Wbrew ironicznej recepcie na życie:

my nie jest komórką społeczną
najmniejszą komórką jest m300 - to proza

życia - powinniśmy się z tego wszystkiego śmiać

(freelans, s. 20)

Po takich frazach raczej nie jest nam do śmiechu. Również dlatego, że wiersze Sadulskiego są pisane bardziej na poważnie, niż się z początku wydaje, a ironia i pop szybko przechodzą w skalę molową. Joanna Orska z dużą przenikliwością zauważała, że teksty z Artykułów... miały wszystko, co składać by się mogło na hit, gdyby kategoria taka istniała w świecie poezji. Post również poddaje się takiej interpretacji - jest do granic współczesny, obeznany ze stylami pisania i trybami lektury, po części wyczytany, po części zmiksowany z materiału dostępnego młodemu twórcy (a więc komuś, kto intensywnie przeżywa coraz bardziej chaotyczny i zblazowany świat).

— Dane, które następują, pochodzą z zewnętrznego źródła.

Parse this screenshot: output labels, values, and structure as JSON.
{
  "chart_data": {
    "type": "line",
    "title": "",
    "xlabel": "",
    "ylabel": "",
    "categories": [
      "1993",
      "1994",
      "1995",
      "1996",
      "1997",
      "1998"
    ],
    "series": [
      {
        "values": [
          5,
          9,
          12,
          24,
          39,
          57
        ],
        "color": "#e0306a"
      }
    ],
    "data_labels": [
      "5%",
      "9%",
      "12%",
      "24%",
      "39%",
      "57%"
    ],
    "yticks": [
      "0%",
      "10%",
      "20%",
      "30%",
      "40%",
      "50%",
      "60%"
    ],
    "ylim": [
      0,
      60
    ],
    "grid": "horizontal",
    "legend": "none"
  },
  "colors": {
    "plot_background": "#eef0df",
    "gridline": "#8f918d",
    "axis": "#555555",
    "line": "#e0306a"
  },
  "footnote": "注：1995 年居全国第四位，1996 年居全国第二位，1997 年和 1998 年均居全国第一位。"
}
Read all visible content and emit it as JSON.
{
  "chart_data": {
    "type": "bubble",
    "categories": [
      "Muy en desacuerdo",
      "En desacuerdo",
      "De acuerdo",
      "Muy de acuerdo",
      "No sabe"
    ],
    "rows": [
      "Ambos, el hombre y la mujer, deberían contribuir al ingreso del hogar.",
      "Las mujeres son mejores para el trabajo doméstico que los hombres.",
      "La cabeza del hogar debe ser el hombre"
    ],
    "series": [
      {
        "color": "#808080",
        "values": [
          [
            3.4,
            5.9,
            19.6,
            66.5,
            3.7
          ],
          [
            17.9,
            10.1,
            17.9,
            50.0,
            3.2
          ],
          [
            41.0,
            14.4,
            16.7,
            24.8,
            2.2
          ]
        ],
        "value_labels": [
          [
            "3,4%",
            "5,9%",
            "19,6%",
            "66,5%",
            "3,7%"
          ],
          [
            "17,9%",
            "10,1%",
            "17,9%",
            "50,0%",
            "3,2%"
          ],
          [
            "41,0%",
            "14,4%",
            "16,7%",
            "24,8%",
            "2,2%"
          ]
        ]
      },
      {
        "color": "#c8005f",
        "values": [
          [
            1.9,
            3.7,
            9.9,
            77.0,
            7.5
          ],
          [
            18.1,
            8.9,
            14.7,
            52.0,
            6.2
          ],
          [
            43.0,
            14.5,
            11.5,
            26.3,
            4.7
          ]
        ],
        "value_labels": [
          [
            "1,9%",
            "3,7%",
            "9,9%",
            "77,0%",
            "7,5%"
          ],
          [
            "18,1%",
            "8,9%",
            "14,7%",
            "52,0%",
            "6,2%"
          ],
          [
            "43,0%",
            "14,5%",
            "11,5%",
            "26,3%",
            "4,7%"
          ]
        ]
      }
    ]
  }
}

To jednak, jak Sadulski wykorzystuje znane czytelnikom techniki narracji, jak puszcza oko i jak prowadzi wiersz, świadczy tylko na jego korzyść. Im głębiej się wczytać w ten tom - w pierwszej lekturze dość łatwo przyswajalny - tym więcej wyrazistości nabiera każdy wiersz z osobna. I może nie jest to jeszcze materiał na hit, ale na pewno wystarczy na kilka nieźle brzmiących singli.

 _______________________________

Bartosz Sadulski, PostWBPiCAK, 2012, s. 40.

Pierwodruk: :Rita Baum: 2013, nr 26.